A new study has uncovered significant gaps in the reasoning abilities of AI language models, especially smaller and cheaper ones. These models struggle with chained elementary-level math problems.
Researchers from the Mila Institute, Google DeepMind, and Microsoft Research investigated how well different AI language models could solve linked elementary school-level math word problems. They created a test called "Compositional GSM" that combines two problems from the GSM8K dataset, using the answer from the first problem as a variable in the second.
The results show many models performed much worse than expected on these more complex reasoning tasks. This "reasoning gap" is particularly pronounced in smaller, cheaper models and even those specializing in math.
"Our findings reveal a significant reasoning gap in most LLMs, that is performance difference between solving the compositional pairs and solving each question independently," explain the authors, led by Arian Hosseini of the Mila Institute.
Smaller models struggle with complex tasks
While smaller models often score similarly to larger ones on standard math tests like GSM8K, they show a 2-12 times larger logic gap on the new Compositional GSM test. For instance, GPT-4o mini falls far behind GPT-4o on the new test, despite nearly matching it on the original benchmark. Similar patterns appeared across other model families like Gemini and LLAMA3.
The researchers suggest this indicates smaller models may recognize surface-level patterns in common tasks but struggle to apply that knowledge in new contexts. Current training methods for these models may focus too much on optimizing for standard benchmarks at the expense of general reasoning ability.
Even specialized math models showed weaknesses. For example, Qwen2.5-Math-7B-IT scores over 80% on difficult high school tasks but solves less than 60% of chained elementary school problems correctly.
The small, mathematically specialized models show similar weaknesses. For example, Qwen2.5-Math-7B-IT achieves over 80 percent accuracy on difficult high school competition-level questions, but solves less than 60 percent of chained grade school problems correctly.
The study also examined the effects of instruction tuning, a method for refining language models. For small models, this significantly improved performance on the original GSM8K test but only slightly on Compositional GSM. Larger models didn't show this discrepancy, pointing to fundamental differences in how smaller models learn and generalize.
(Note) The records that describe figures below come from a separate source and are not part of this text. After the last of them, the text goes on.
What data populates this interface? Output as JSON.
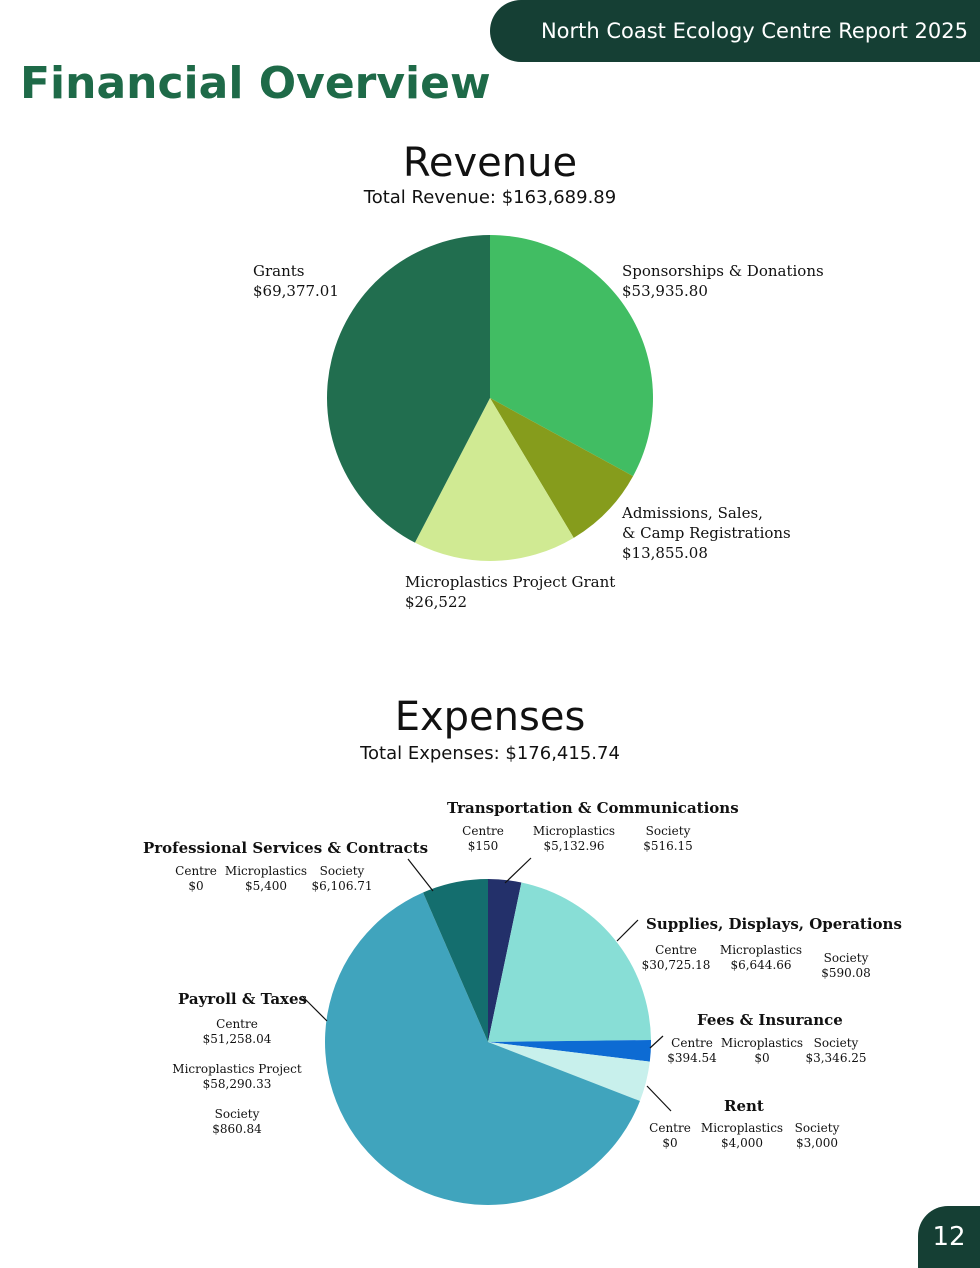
{
  "header": {
    "report_title": "North Coast Ecology Centre Report 2025"
  },
  "page": {
    "title": "Financial Overview",
    "number": "12"
  },
  "chart_data": [
    {
      "type": "pie",
      "title": "Revenue",
      "subtitle": "Total Revenue: $163,689.89",
      "slices": [
        {
          "label": "Sponsorships & Donations",
          "value": 53935.8,
          "value_text": "$53,935.80",
          "color": "#41bd63"
        },
        {
          "label": "Admissions, Sales, & Camp Registrations",
          "label_lines": [
            "Admissions, Sales,",
            "& Camp Registrations"
          ],
          "value": 13855.08,
          "value_text": "$13,855.08",
          "color": "#869c1c"
        },
        {
          "label": "Microplastics Project Grant",
          "value": 26522,
          "value_text": "$26,522",
          "color": "#d0ea93"
        },
        {
          "label": "Grants",
          "value": 69377.01,
          "value_text": "$69,377.01",
          "color": "#216e4f"
        }
      ]
    },
    {
      "type": "pie",
      "title": "Expenses",
      "subtitle": "Total Expenses: $176,415.74",
      "slices": [
        {
          "label": "Transportation & Communications",
          "color": "#23306a",
          "breakdown": [
            {
              "name": "Centre",
              "value": "$150"
            },
            {
              "name": "Microplastics",
              "value": "$5,132.96"
            },
            {
              "name": "Society",
              "value": "$516.15"
            }
          ]
        },
        {
          "label": "Supplies, Displays, Operations",
          "color": "#88ded6",
          "breakdown": [
            {
              "name": "Centre",
              "value": "$30,725.18"
            },
            {
              "name": "Microplastics",
              "value": "$6,644.66"
            },
            {
              "name": "Society",
              "value": "$590.08"
            }
          ]
        },
        {
          "label": "Fees & Insurance",
          "color": "#0d6bd3",
          "breakdown": [
            {
              "name": "Centre",
              "value": "$394.54"
            },
            {
              "name": "Microplastics",
              "value": "$0"
            },
            {
              "name": "Society",
              "value": "$3,346.25"
            }
          ]
        },
        {
          "label": "Rent",
          "color": "#c8f0ec",
          "breakdown": [
            {
              "name": "Centre",
              "value": "$0"
            },
            {
              "name": "Microplastics",
              "value": "$4,000"
            },
            {
              "name": "Society",
              "value": "$3,000"
            }
          ]
        },
        {
          "label": "Payroll & Taxes",
          "color": "#40a4bd",
          "breakdown": [
            {
              "name": "Centre",
              "value": "$51,258.04"
            },
            {
              "name": "Microplastics Project",
              "value": "$58,290.33"
            },
            {
              "name": "Society",
              "value": "$860.84"
            }
          ]
        },
        {
          "label": "Professional Services & Contracts",
          "color": "#146e6e",
          "breakdown": [
            {
              "name": "Centre",
              "value": "$0"
            },
            {
              "name": "Microplastics",
              "value": "$5,400"
            },
            {
              "name": "Society",
              "value": "$6,106.71"
            }
          ]
        }
      ]
    }
  ]
}
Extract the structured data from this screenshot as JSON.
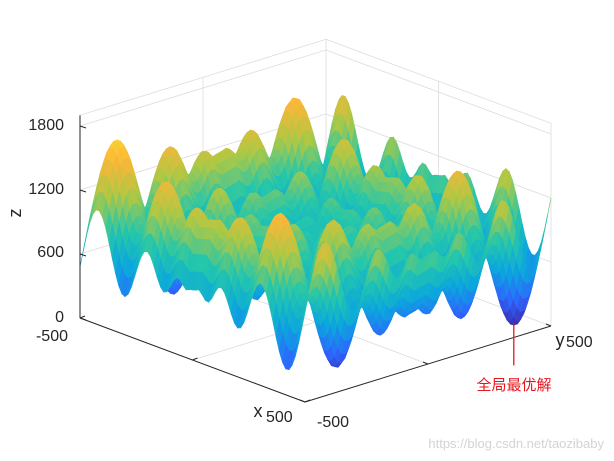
{
  "chart_data": {
    "type": "surface",
    "title": "",
    "xlabel": "x",
    "ylabel": "y",
    "zlabel": "z",
    "x_ticks": [
      "-500",
      "500"
    ],
    "y_ticks": [
      "-500",
      "500"
    ],
    "z_ticks": [
      "0",
      "600",
      "1200",
      "1800"
    ],
    "xlim": [
      -500,
      500
    ],
    "ylim": [
      -500,
      500
    ],
    "zlim": [
      0,
      1900
    ],
    "grid": true,
    "colormap": [
      "#3e26a8",
      "#2e66fe",
      "#0ba7dd",
      "#25c7ab",
      "#aec844",
      "#fbb639",
      "#f9e52a"
    ],
    "annotation": {
      "text": "全局最优解",
      "x": 420.97,
      "y": 420.97,
      "z": 0,
      "color": "#e8141b"
    }
  },
  "watermark": "https://blog.csdn.net/taozibaby"
}
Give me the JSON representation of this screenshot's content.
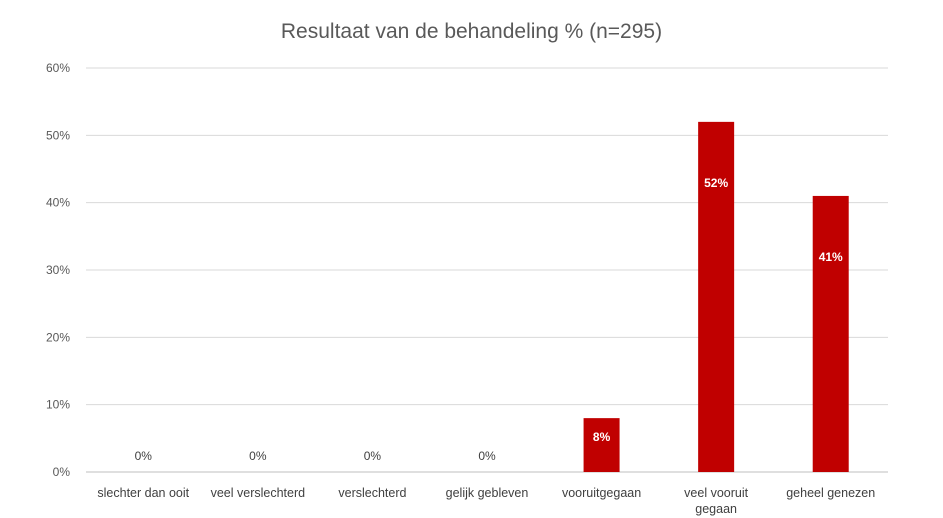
{
  "chart_data": {
    "type": "bar",
    "title": "Resultaat van de behandeling % (n=295)",
    "categories": [
      [
        "slechter dan ooit"
      ],
      [
        "veel verslechterd"
      ],
      [
        "verslechterd"
      ],
      [
        "gelijk gebleven"
      ],
      [
        "vooruitgegaan"
      ],
      [
        "veel vooruit",
        "gegaan"
      ],
      [
        "geheel genezen"
      ]
    ],
    "values": [
      0,
      0,
      0,
      0,
      8,
      52,
      41
    ],
    "data_labels": [
      "0%",
      "0%",
      "0%",
      "0%",
      "8%",
      "52%",
      "41%"
    ],
    "yticks": [
      "0%",
      "10%",
      "20%",
      "30%",
      "40%",
      "50%",
      "60%"
    ],
    "ylim": [
      0,
      60
    ],
    "grid": true,
    "legend": "none",
    "bar_color": "#c00000",
    "label_color_inside": "#ffffff",
    "label_color_outside": "#404040"
  }
}
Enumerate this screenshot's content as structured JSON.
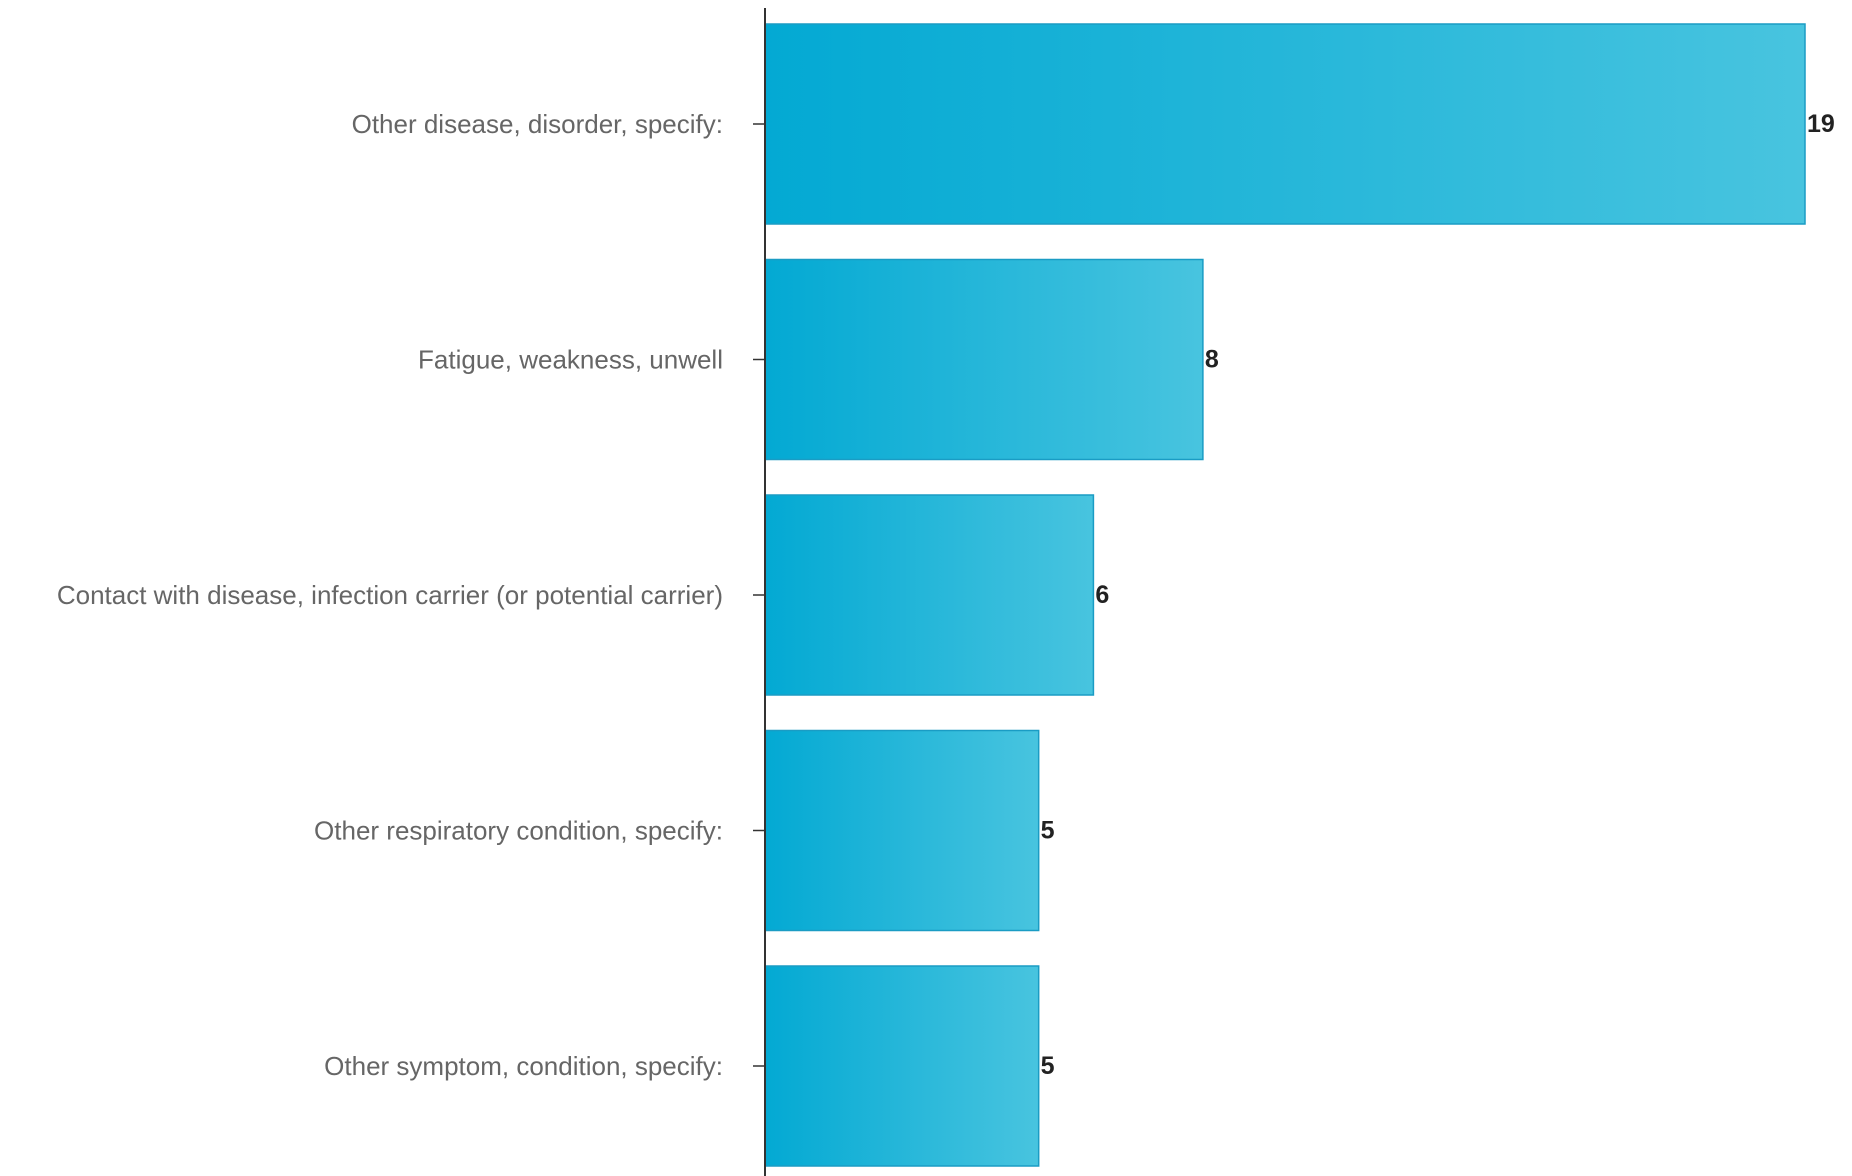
{
  "chart_data": {
    "type": "bar",
    "orientation": "horizontal",
    "categories": [
      "Other disease, disorder, specify:",
      "Fatigue, weakness, unwell",
      "Contact with disease, infection carrier (or potential carrier)",
      "Other respiratory condition, specify:",
      "Other symptom, condition, specify:"
    ],
    "values": [
      19,
      8,
      6,
      5,
      5
    ],
    "value_labels": [
      "19",
      "8",
      "6",
      "5",
      "5"
    ],
    "xlim": [
      0,
      19
    ],
    "grid": false,
    "legend": "none",
    "colors": {
      "bar_start": "#03a9d3",
      "bar_end": "#48c4df",
      "bar_stroke": "#1a9cc4",
      "axis": "#333333",
      "category_text": "#666666",
      "value_text": "#222222"
    }
  }
}
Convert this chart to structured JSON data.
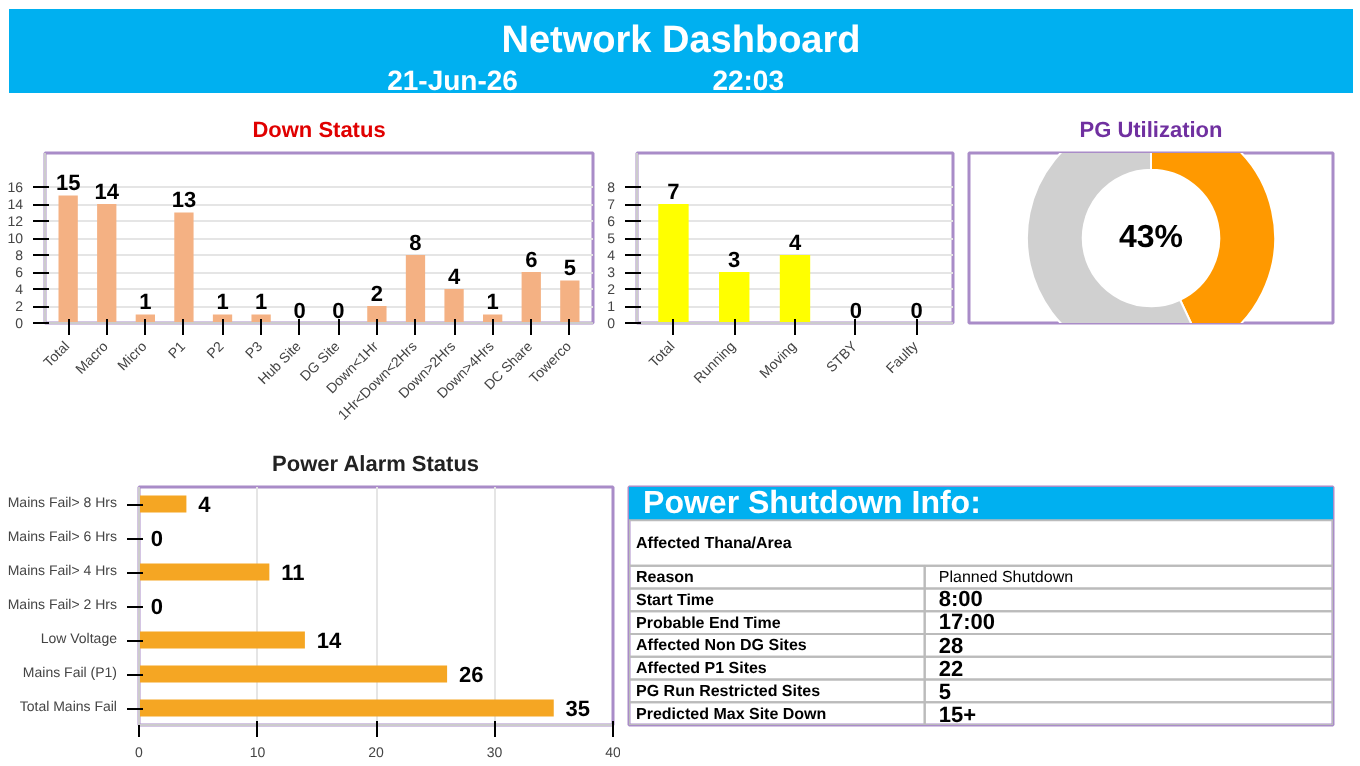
{
  "chart_data": [
    {
      "type": "other",
      "title": "Network Dashboard",
      "annotations": [
        "21-Jun-26",
        "22:03"
      ]
    },
    {
      "type": "bar",
      "title": "Down Status",
      "categories": [
        "Total",
        "Macro",
        "Micro",
        "P1",
        "P2",
        "P3",
        "Hub Site",
        "DG Site",
        "Down<1Hr",
        "1Hr<Down<2Hrs",
        "Down>2Hrs",
        "Down>4Hrs",
        "DC Share",
        "Towerco"
      ],
      "values": [
        15,
        14,
        1,
        13,
        1,
        1,
        0,
        0,
        2,
        8,
        4,
        1,
        6,
        5
      ],
      "color": "#f4b183",
      "ylim": [
        0,
        16
      ],
      "yticks": [
        0,
        2,
        4,
        6,
        8,
        10,
        12,
        14,
        16
      ],
      "grid": "y",
      "data_labels": true
    },
    {
      "type": "bar",
      "categories": [
        "Total",
        "Running",
        "Moving",
        "STBY",
        "Faulty"
      ],
      "values": [
        7,
        3,
        4,
        0,
        0
      ],
      "color": "#ffff00",
      "ylim": [
        0,
        8
      ],
      "yticks": [
        0,
        1,
        2,
        3,
        4,
        5,
        6,
        7,
        8
      ],
      "grid": "y",
      "data_labels": true
    },
    {
      "type": "donut",
      "title": "PG Utilization",
      "categories": [
        null,
        null
      ],
      "values": [
        43,
        57
      ],
      "colors": [
        "#ff9900",
        "#d0d0d0"
      ],
      "annotations": [
        "43%"
      ]
    },
    {
      "type": "bar",
      "orientation": "horizontal",
      "title": "Power Alarm Status",
      "categories": [
        "Mains Fail> 8 Hrs",
        "Mains Fail> 6 Hrs",
        "Mains Fail> 4 Hrs",
        "Mains Fail> 2 Hrs",
        "Low Voltage",
        "Mains Fail (P1)",
        "Total Mains Fail"
      ],
      "values": [
        4,
        0,
        11,
        0,
        14,
        26,
        35
      ],
      "color": "#f5a623",
      "xlim": [
        0,
        40
      ],
      "xticks": [
        0,
        10,
        20,
        30,
        40
      ],
      "grid": "x",
      "data_labels": true
    },
    {
      "type": "other",
      "title": "Power Shutdown Info:",
      "annotations": [
        "Affected Thana/Area",
        "Reason",
        "Planned Shutdown",
        "Start Time",
        "8:00",
        "Probable End Time",
        "17:00",
        "Affected Non DG Sites",
        "28",
        "Affected P1 Sites",
        "22",
        "PG Run Restricted Sites",
        "5",
        "Predicted Max Site Down",
        "15+"
      ]
    }
  ]
}
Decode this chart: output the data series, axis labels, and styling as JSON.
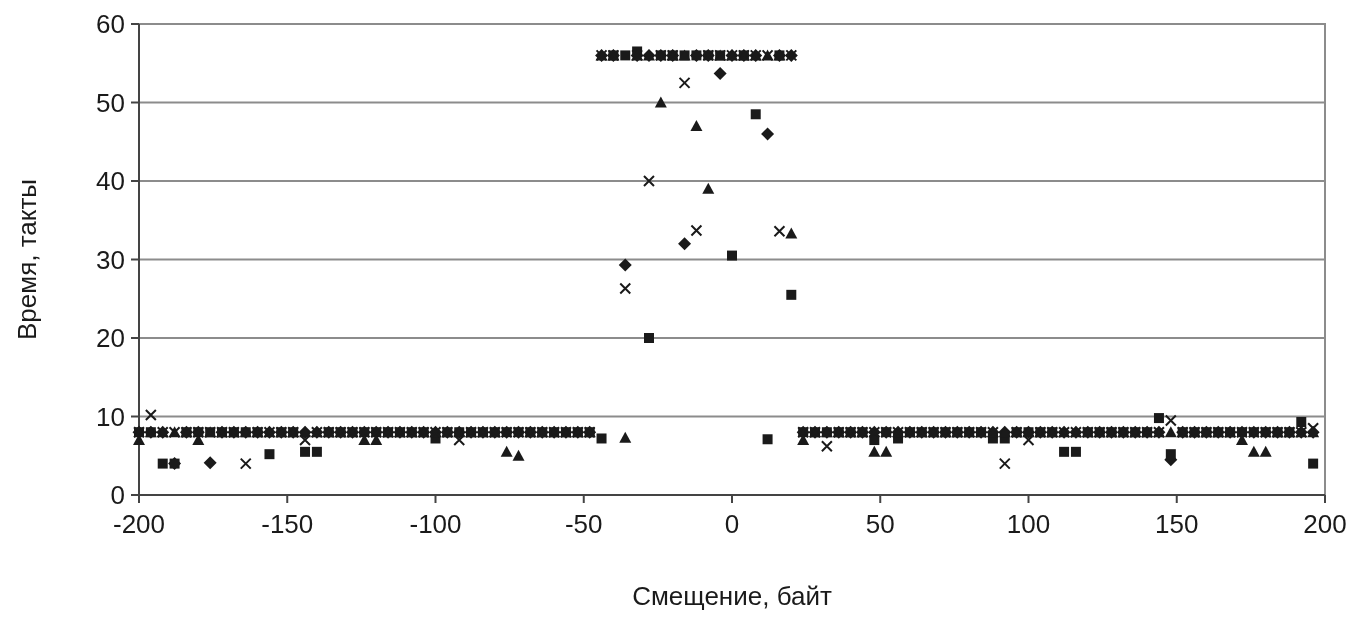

The study is not entirely up-to-date, as OpenAI's new logic-optimized o1 model was not tested. A recent planning benchmark showed that o1 is much better at planning, but still makes major mistakes.
A math professor recently showed that while o1 was able to complete a mathematical proof that had previously failed with other LLMs, a human solved the problem faster and more elegantly. Google's Gemini models are also said to perform better at math tasks after recent updates.
Beyond benchmarks: Testing true understanding
The researchers stress that current evaluation methods have masked these systematic differences, leading to potential overestimation of small model capabilities. They call for a re-evaluation of development strategies for low-cost AI systems, and question whether these models have inherent limitations in complex reasoning and generalization. This could have significant implications for their practical applications.
The results also challenge recent claims of AI efficiency gains. While some argue that language models have become more efficient rather than more capable, and that scaling these efficient models could lead to significant performance improvements, this study suggests otherwise.
The authors emphasize that their goal wasn't to create another benchmark. Instead, they view their work as a case study providing deeper insights into the functioning and limitations of current AI systems. By chaining tasks, they test whether models can flexibly apply and combine learned knowledge - a crucial distinction between true understanding and superficial pattern matching.
The researchers hope their methodology can be applied to other domains and benchmarks, providing a more comprehensive picture of AI capabilities. This approach could reveal hidden weaknesses in AI systems that might otherwise go unnoticed in simpler, isolated tests.
The study adds to existing evidence of logical weaknesses in language models. Previous research has shown LLMs struggle with basic logical inferences and simple planning puzzles, despite high scores on common logic and math benchmarks.